Chapter 4: The Burning Bush
The story of Moses has a LOT more chapters, but only one more that we’ll tell today. Who’s seen The Prince of Egypt? That tells more of the story…
Okay, the last chapter for today is about the Burning Bush. For this last one, I want you to draw a picture of God.
Moses was living with Jethro and his family in Midian. But back in Egypt, the Israelites, God’s people, were still slaves and were still suffering. Things were terrible for them, and they cried out to God for help, and God heard them.
One day Moses was out in the country taking care of Jethro’s sheep. And he came to a mountain where he hadn’t been before. Now, it was a holy mountain, a place of God.
Moses was tending the sheep and he saw something strange: a bush on fire. Now, it wasn’t so strange to see a fire – it was a hot, dry land, and sometimes lightning would start a fire somewhere. But this bush was on fire, but it wasn’t burning up. It just kept on burning. So Moses went closer to take a look.
And when he came closer, a Voice spoke to him from the fire. It said, Moses! Moses! Who do you think that voice was? Yes, it was the voice of God. How do you think Moses felt? …
Moses said, Here I am! And the Voice said, Moses, take off your sandals, for you are standing on holy ground. I am the God of your father, the God of Abraham and Isaac and Jacob.
And Moses hid his face, for he was afraid to look at God.

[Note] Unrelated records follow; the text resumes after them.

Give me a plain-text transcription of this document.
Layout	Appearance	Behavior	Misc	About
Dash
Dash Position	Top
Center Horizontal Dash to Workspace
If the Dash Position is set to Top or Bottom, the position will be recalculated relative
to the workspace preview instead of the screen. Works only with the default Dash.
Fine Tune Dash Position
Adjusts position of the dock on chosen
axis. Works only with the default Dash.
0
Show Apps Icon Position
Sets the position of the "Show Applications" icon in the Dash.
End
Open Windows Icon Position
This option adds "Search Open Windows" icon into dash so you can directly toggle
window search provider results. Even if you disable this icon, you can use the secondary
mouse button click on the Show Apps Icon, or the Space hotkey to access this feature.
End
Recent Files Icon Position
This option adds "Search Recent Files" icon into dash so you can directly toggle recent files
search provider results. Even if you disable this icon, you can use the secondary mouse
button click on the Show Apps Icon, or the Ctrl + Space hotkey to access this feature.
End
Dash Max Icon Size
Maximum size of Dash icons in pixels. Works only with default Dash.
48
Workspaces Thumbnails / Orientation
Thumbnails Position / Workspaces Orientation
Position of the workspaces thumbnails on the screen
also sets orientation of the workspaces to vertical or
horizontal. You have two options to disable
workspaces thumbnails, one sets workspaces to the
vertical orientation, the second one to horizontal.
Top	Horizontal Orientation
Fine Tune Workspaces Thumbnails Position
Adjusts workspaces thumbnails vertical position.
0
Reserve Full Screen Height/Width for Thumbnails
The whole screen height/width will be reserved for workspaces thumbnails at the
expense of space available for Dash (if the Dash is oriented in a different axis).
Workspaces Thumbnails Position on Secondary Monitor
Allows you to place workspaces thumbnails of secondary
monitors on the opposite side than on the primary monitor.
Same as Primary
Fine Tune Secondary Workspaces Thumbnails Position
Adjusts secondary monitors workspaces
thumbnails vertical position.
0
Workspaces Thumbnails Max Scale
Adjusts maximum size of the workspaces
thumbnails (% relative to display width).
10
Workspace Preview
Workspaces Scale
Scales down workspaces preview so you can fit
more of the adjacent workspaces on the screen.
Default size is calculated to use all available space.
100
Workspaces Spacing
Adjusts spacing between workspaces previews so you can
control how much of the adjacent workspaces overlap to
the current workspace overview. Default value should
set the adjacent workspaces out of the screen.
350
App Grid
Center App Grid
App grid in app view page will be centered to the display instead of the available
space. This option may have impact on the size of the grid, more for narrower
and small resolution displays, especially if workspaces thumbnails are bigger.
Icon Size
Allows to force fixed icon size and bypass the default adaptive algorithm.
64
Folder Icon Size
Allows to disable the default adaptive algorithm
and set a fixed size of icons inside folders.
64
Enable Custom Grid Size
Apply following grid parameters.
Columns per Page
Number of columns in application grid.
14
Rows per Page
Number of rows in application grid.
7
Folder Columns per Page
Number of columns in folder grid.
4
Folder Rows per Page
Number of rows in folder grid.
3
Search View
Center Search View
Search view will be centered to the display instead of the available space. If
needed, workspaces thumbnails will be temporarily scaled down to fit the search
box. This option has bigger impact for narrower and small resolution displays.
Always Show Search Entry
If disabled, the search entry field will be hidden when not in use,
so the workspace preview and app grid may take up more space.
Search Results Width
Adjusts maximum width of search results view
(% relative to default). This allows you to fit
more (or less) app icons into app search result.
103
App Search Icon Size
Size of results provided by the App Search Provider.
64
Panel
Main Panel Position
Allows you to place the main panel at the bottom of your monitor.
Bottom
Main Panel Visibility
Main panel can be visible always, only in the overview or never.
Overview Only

And the Voice of God said, My people are suffering in Egypt, and I have heard their cry and seen how the Egyptians mistreat them. I am going to save them from the Egyptians, and bring them into their own land, a good land where they can live and be happy. So come, Moses: I am sending you to Pharaoh, the King, to bring my people out of Egypt.
And Moses said, Who am I to go to Pharaoh? Who am I to lead my people? Who am I to bring them out of bondage in Egypt?
And God said, I will be with you. You will bring them out; and you will worship me with them, on this very mountain.
And Moses said to God, If the people Israel say to me, What God is this who has sent you to us? then what should I say? How should I name you, God?
And the Voice of God said, I am who I am. Tell your people, I AM the God of your ancestors, the God of Abraham and Sarah, Isaac and Rebecca. I AM the God who calls you into freedom. My name is I AM, and I have heard your cries, and I AM going to bring you out of slavery and into a land of your own.
And Moses said, What if they don’t believe me? And the Voice of God said, Take that walking stick in your hand, and throw it on the ground. And Moses did that. And the stick turned into a snake!
And the Voice of God said, Grab it by the tail. Moses didn’t want to do that very much! But he did it – and the snake turned back into a walking stick.
And God said, You can do this, and many other wonders besides,to convince the people that you speak for Me, and that My power is with you. Now, take your walking stick, and set out to lead your people to freedom.